Things have changed now though, Simon explains, thanks to the increased processing speed, and reduced cost of a Hadoop stack.
“What we have done to do this now is we’ve started to implement 2m rows of data here. So that six week query in terms of why do this now versus why we couldn’t do this three years ago, we can now generate those insights for customers in about 21 minutes. We can run that overnight. Can tell something relevant to the customer every day.”
It is a significant time shift that turns the data from something the bank holds onto, to something that can be of genuine use to a customer.
“There is a technology capability that exists now that didn’t exist two or three years ago that lets us do stuff that is timely, relevant and insightful for the customer,” said Simon.
The kind of technology that is helping more and more data driven fintech firms to spring up is now allowing a big beast like Barclays to stay ahead of them too.
Is Simon worried about a big tech beast like Google coming into banking though, and would that pose Barclays with bigger challenges thank the Starlings, Atoms and Metro Banks of this world?
He is personally not convinced that Google would have any interest in taking on many of the burdens a traditional bank does, like carrying cash.
“It is more likely, like you see with Amazon, about being able to offer instalment credit, because you can make a 20-30 per cent return on that with the data you have, without necessarily having to open a branch,” he said.
What’s clear from speaking to Simon is the environment around financial institutions is changing.
“Every startup bank, and most of the established players are mobilising to one degree or another around the opportunity” of data, he said
Regulatory changes have also prompted a shift. You look at things like the open bank working group which is this whole view that there is a democratisation of data, he said.

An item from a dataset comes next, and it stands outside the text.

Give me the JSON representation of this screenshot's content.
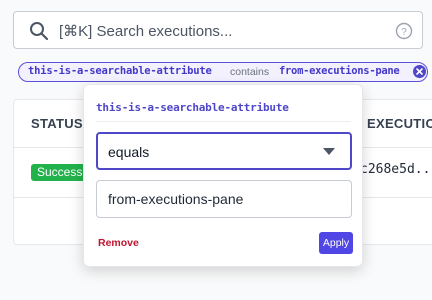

For Barclays it was also about internal learning how to be agile, said Simon: “We’ve done all of this agile, with a capital A in terms of software development. I.e heavily engage with customers, rapid prototyping, and actually by doing this in somewhat new frontier the bank can learn and the bank can be more agile in its core.”
Customers are becoming more aware of the firms that hold their data, and are prepared to give it up that information for something in return.
Simon believes that banks now have to prove they are using that data in a way that is relevant to customers to engage with them and stay relevant, especially with fintechs coming up the outside to challenge them:
“To some extent if you think about a world where historically an advantage a bank had was about the data it held about customers, roll forward in a world where customers can choose who holds that data, who can see that data, what they want that data used for. Just the fact that we can as a bank hold data doesn’t actually make us relevant to the customer in the future. “
As with so many industries these days, the battle between old and new in financial services has data as its key weapon.